The network recruited spammers around the world to send billions of spam messages directing consumers to websites operated by an affiliate program called “Affking.”

It said some security researchers believe that at one time, nearly one-third of the world’s spam e-mail came from a network of compromised computers, often referred to as a ‘botnet,’ that sent spam promoting the defendants’ websites. Their enterprise included participants in Australia, New Zealand, China, India, Russia, Canada, and the United States.

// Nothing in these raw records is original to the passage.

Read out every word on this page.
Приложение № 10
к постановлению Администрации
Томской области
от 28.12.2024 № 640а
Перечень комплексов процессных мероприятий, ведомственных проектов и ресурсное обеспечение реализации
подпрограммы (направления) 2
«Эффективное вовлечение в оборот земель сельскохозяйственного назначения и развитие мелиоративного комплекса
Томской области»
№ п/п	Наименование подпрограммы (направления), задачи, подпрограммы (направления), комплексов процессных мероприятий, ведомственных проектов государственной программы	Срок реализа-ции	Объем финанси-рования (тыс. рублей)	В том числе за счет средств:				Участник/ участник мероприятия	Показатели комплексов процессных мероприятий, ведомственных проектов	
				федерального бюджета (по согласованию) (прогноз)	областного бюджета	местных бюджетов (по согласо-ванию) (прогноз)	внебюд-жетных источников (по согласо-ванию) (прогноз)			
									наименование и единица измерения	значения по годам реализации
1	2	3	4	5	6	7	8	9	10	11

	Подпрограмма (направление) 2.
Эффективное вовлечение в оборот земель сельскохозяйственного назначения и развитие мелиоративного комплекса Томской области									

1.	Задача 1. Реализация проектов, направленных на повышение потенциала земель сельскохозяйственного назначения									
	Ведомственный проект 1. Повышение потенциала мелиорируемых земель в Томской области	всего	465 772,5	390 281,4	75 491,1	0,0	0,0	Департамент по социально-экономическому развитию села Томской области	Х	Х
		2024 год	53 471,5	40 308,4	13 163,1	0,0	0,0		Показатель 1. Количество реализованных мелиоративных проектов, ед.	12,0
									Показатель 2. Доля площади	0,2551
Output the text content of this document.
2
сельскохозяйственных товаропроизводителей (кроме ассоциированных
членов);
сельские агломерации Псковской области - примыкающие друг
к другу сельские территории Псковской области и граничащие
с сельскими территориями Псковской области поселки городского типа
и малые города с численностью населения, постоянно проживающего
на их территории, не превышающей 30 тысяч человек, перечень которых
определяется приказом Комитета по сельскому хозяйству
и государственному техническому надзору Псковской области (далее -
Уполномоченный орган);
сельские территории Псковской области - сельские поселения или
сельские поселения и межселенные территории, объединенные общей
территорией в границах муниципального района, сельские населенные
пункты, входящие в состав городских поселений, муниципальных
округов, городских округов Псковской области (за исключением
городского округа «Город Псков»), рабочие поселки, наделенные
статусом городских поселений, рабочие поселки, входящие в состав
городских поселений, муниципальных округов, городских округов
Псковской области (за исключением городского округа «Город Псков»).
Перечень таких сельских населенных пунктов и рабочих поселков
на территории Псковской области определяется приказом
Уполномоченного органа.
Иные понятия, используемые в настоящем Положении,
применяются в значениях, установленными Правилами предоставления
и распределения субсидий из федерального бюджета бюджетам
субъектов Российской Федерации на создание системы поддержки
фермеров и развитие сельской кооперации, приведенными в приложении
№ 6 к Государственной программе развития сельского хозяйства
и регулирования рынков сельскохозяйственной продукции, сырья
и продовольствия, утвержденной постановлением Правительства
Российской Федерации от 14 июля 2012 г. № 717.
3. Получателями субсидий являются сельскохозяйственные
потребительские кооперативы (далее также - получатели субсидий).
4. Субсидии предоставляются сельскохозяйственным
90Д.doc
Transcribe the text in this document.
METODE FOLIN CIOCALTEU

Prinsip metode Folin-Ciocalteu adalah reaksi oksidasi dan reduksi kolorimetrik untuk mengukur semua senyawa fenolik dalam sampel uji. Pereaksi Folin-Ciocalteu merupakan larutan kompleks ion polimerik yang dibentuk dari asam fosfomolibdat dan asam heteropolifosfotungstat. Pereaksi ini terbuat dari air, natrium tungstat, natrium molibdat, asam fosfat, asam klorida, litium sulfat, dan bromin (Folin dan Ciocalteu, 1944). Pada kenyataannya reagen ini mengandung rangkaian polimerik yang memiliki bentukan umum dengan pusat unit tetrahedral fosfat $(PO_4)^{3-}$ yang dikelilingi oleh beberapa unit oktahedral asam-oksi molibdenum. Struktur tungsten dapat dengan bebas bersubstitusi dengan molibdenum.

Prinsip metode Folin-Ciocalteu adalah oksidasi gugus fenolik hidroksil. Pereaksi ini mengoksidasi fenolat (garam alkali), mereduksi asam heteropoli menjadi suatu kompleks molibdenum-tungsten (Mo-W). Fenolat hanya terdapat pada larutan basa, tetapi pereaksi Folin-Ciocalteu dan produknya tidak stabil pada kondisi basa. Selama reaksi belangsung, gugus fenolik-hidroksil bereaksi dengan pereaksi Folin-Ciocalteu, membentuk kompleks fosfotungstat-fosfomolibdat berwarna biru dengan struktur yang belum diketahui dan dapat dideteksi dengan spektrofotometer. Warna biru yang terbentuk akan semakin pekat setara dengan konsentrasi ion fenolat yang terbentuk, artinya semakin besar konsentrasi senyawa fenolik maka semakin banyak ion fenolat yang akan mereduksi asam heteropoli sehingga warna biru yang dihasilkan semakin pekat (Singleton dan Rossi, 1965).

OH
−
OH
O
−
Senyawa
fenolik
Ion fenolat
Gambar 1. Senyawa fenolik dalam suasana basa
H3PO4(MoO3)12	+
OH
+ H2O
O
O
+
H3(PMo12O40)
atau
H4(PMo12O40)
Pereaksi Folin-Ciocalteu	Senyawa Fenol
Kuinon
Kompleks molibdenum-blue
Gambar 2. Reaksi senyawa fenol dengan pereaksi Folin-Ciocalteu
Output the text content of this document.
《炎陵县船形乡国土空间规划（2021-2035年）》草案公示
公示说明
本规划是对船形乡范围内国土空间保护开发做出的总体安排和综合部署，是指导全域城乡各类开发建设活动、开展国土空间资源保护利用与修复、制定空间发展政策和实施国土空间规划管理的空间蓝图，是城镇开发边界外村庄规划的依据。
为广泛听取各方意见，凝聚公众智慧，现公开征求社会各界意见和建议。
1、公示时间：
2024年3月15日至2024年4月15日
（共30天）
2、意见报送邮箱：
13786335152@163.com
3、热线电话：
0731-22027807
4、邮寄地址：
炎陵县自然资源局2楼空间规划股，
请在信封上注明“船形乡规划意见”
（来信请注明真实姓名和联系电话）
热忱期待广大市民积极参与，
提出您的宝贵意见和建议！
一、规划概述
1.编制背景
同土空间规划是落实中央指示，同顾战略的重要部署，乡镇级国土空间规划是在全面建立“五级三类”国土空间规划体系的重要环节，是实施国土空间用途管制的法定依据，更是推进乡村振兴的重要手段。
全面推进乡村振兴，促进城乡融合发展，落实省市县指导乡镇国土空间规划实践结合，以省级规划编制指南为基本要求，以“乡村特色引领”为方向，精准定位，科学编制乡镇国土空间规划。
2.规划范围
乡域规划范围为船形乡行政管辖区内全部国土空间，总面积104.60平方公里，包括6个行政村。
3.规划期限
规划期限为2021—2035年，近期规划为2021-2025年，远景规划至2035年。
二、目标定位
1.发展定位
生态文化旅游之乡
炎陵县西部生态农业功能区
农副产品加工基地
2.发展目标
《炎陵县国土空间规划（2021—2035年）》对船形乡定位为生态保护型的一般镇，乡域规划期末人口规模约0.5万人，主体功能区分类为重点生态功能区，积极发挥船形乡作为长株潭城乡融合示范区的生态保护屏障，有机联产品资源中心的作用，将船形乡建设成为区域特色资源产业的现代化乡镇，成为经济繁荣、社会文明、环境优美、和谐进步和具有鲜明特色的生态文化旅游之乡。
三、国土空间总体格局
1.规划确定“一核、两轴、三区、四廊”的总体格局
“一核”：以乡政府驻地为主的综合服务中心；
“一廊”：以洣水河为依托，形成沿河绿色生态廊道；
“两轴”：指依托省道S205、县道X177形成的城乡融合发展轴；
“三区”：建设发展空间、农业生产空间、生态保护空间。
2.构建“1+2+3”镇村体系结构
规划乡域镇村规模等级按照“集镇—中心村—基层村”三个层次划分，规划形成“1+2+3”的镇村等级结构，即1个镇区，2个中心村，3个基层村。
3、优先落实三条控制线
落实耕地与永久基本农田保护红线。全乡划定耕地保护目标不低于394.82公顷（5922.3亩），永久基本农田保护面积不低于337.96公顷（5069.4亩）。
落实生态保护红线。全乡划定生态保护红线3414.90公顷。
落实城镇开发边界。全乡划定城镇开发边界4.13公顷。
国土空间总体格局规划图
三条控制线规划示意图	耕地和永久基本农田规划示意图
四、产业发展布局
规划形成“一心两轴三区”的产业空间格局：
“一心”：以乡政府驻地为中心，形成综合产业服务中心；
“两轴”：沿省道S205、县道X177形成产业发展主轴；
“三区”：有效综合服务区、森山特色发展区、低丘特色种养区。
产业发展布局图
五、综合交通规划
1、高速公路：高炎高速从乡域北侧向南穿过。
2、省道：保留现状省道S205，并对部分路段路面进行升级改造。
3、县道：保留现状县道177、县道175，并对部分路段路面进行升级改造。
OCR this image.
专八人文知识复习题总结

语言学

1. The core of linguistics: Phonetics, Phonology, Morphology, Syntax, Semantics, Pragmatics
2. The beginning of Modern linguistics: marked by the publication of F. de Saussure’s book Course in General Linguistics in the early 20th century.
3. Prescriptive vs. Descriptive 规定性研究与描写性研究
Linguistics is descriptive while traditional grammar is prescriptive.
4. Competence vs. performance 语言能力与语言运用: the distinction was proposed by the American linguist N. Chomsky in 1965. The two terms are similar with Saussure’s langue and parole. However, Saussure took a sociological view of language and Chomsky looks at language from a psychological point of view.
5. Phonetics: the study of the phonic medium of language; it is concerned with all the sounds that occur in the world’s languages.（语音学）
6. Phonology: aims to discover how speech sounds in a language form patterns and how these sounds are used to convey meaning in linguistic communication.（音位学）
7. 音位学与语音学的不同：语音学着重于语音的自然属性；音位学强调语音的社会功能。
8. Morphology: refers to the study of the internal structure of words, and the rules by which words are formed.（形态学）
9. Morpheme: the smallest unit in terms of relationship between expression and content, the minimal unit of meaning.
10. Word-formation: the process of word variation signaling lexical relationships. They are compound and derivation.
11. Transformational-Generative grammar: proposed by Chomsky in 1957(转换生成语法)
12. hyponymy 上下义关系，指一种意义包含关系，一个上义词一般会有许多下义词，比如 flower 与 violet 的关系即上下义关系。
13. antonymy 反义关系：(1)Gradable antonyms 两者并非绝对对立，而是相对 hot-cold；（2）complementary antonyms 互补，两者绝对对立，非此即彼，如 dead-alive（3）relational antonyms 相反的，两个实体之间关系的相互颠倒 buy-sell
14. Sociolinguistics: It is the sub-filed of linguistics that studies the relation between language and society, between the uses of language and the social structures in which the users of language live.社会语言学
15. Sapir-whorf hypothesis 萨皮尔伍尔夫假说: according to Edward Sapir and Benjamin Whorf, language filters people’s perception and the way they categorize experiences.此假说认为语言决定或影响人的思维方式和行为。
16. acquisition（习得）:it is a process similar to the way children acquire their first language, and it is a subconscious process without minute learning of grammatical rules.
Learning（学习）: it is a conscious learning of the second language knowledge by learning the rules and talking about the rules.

Lance Atkinson and Jody Smith of Texas ran the operation along with four companies they control: Inet Ventures Pty Ltd., Tango Pay Inc., Click Fusion Inc., and TwoBucks Trading Limited.

The FTC’s complaint alleges that both Atkinson and Smith are liable for the spamming. It holds Lance Atkinson responsible for all product claims, and Smith liable for claims made for the pharmaceutical products.

In June 2005, the FTC obtained a US$2.2 million judgment against Atkinson and another business partner for running a similar spam affiliate program that marketed herbal products.